Faced with increasingly challenging offshore drilling environments -- whether in the Arctic, the deep water of the Gulf of Mexico, or in Brazil’s pre-salt formations that lie under 2 kilometers of water and 5 more kilometers of sediment and salt deposits -- explorers are looking at the final frontier: production not from a surface platform, but from remotely-operated facilities bolted directly onto the ocean floor.
Subsea Drilling Brings the Process to the Ocean Floor
One report last year estimated that 2012 expenditures on subsea technology reached $9 billion, and some estimates are that that total will reach $139 billion by 2015.
Subsea production allows an escape from surface weather conditions, whether hurricanes or Arctic ice. Although Shell’s Arctic explorations were less than successful last year, facing both severe technical challenges and the ire of the U.S. Department of the Interior, they pressed on undaunted to sign a memorandum of understanding with Gazprom to explore the application of the technology in Russia’s Arctic shelf.
With a relentless hunger for oil from China, India, and the rest of the developing world, and both internal and technical pressures putting Saudi swing production in question, the price of oil is likely to remain high enough that the rewards of subsea production in extreme environments remain attractive. This will be especially true for firms that are developing the necessary specialized technical knowledge. Statoil and Shell, for example, are both developing subsea compressors to improve deep-water production.
The challenges are particularly notable because the fields in question are often so deep that they can’t be visited by humans, even in submersibles. All the construction and operation will be done robotically, by remote control. Patrick Kimball of FMC Technologies, another services company with subsea expertise, notes that his company hired a group of NASA engineers when the Space Shuttle program was mothballed.
Shell is preparing to build subsea infrastructure in its Stones field in the deepest waters of the Gulf of Mexico.
The field is estimated to have 2 billion barrels of oil equivalent in place, and is part of a play estimated to hold 15 billion barrels. There, the sea floor lies some 3.2 kilometers below the surface. The infrastructure now being built will be closer to traditional models, but the intention is for later subsea production infrastructure to mitigate dangers from hurricanes and surface accidents.
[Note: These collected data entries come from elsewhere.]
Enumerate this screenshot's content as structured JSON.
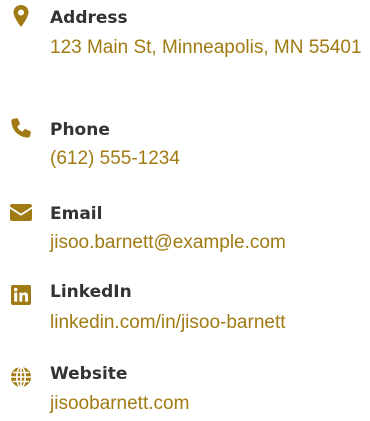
{
  "accent_color": "#a07a12",
  "contacts": [
    {
      "icon": "map-pin-icon",
      "label": "Address",
      "value": "123 Main St, Minneapolis, MN 55401"
    },
    {
      "icon": "phone-icon",
      "label": "Phone",
      "value": "(612) 555-1234"
    },
    {
      "icon": "envelope-icon",
      "label": "Email",
      "value": "jisoo.barnett@example.com"
    },
    {
      "icon": "linkedin-icon",
      "label": "LinkedIn",
      "value": "linkedin.com/in/jisoo-barnett"
    },
    {
      "icon": "globe-icon",
      "label": "Website",
      "value": "jisoobarnett.com"
    }
  ]
}
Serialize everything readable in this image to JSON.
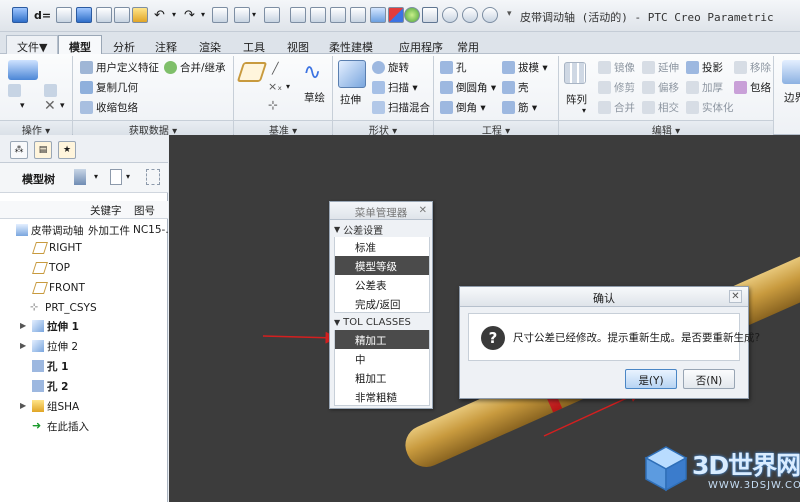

The real advantage here will lie with the technically proficient majors and service providers. Where Brazil’s state oil company, Petrobras, has sagely entered into partnerships with foreign companies, and benefited in efficiency and experience, Mexico’s Pemex continues to lumber along with inadequate infrastructure and inadequate technical and institutional capital. It remains to be seen whether Enrique Peña Nieto’s reforms of the Mexican energy sector, with plans expected later in the summer, will be able to keep up with the relentless technological drumroll that is reaching into ever more challenging environments to boost reserves.